Harry reeled back as if struck to sit softly on the end of the bed behind him. To his horror, his eyes began to grow misty, and he averted them to look at a battered looking travel case a few feet down the aisle. Despite the pact that he made to himself years ago to not show any emotion to Snape’s cutting remarks, the man had struck a chord hidden deep within Harry with those words. It unearthed a thought that had rebounded in his head over and over during long sleepless nights in his cupboard.
Why didn’t I die too?
The thought echoed as Harry raised his head, determined to meet Snape’s eyes. As their gazes locked, a shadow of some unknown emotion passed over Snape’s face before it was quickly replaced with one of his more classic sneers. It was tight around the edges, however, and if Harry didn’t just learn about the depths of the man’s hatred for him, he would have said it looked slightly forced. The obsidian eyes turned searching the longer their silent staring contest went on, and the Gryffindor had to stop himself from fidgeting under their intensity.
A moment of silence passed where the only noise was the muffled roar of the Knight Bus’s engine and the soft snoring of a deeply sleeping passenger.
“So, we still dropping the boy off at the ol’ Cauldron then?”
The high-pitched voice of Stan Shunpike nearly made Harry jump back to his feet in surprise. The conductor was pointedly looking away from the pair, choosing instead to admire the grand chandelier that jingled faintly at each divot in the road. It was clear that Stan had heard every word uttered between him and Snape as he rubbed uncomfortably at his red neck. Harry ducked his head in his own embarrassment, the strange spell between him and the professor now thoroughly broken. When he dared a glance up through his fringe, the potion’s master had returned to as cool and collected as ever.

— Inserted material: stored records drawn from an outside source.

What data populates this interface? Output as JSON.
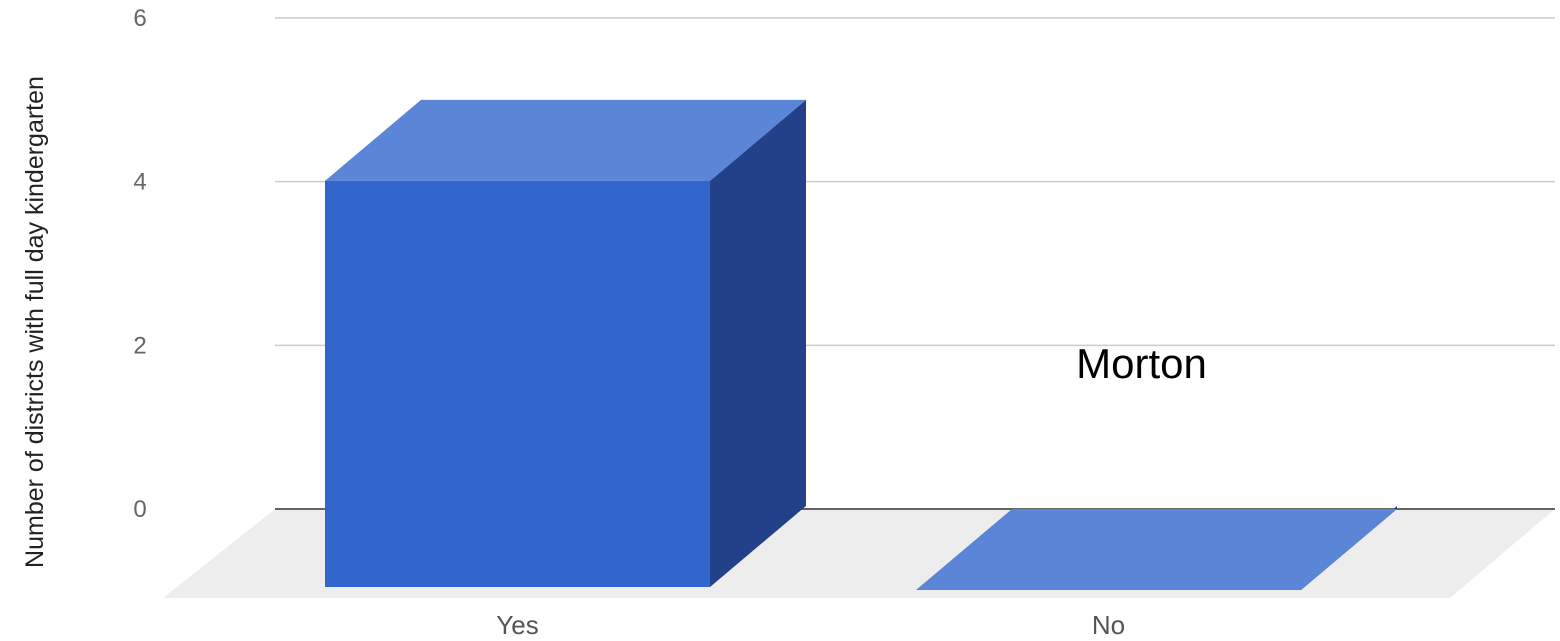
{
  "chart_data": {
    "type": "bar",
    "style": "3d-column",
    "categories": [
      "Yes",
      "No"
    ],
    "values": [
      5,
      0
    ],
    "ylabel": "Number of districts with full day kindergarten",
    "ylim": [
      0,
      6
    ],
    "yticks": [
      "0",
      "2",
      "4",
      "6"
    ],
    "grid": true,
    "legend": "none",
    "annotations": [
      {
        "text": "Morton",
        "category": "No"
      }
    ],
    "colors": {
      "bar_front": "#3266CC",
      "bar_top": "#5B85D6",
      "bar_side": "#224188",
      "floor": "#EDEDED",
      "gridline": "#CCCCCC",
      "baseline": "#333333"
    }
  }
}
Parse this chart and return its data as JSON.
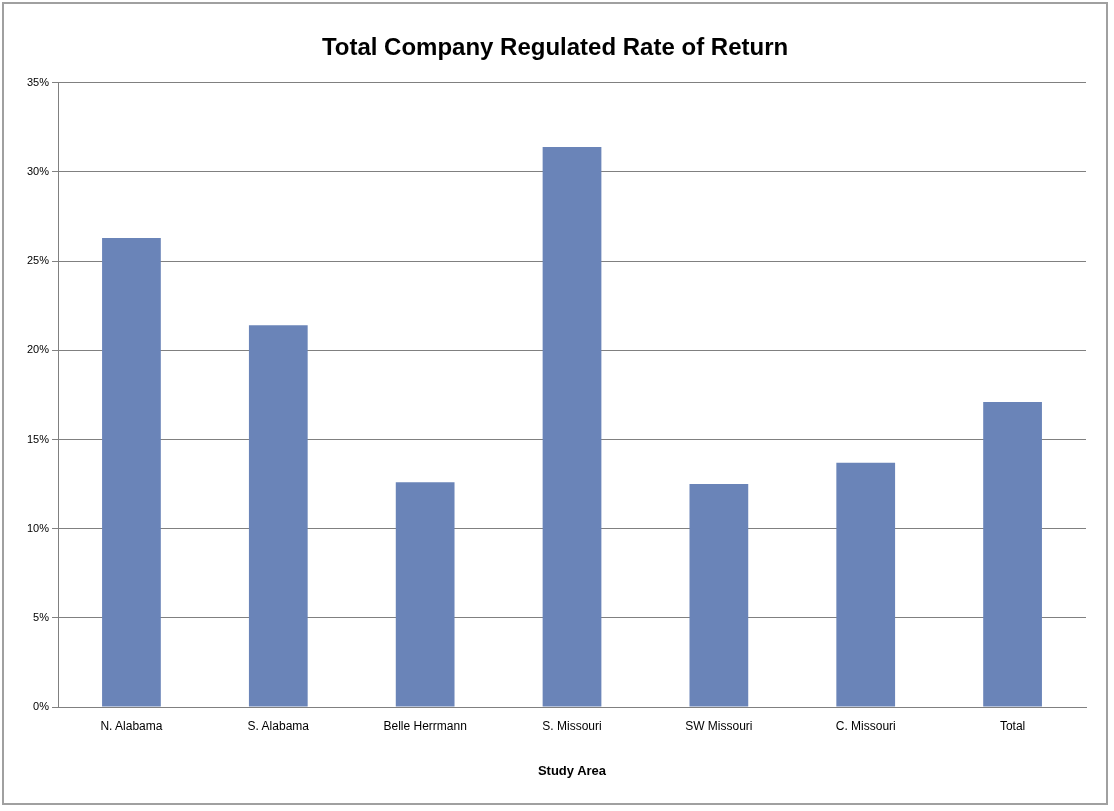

“No,” Snape said pointedly, and the desire to fight him on that was on the tip of Harry’s tongue. He had no right to make decisions for him. The man was the farthest thing possible from a reliable authority figure- “we shall be dropped off.”
Harry groaned aloud and let gravity take him on the next turn. His ankle gave another throb in tune with his heart. Laying sprawled on top of the swaying bed, he wondered how this night could get any worse.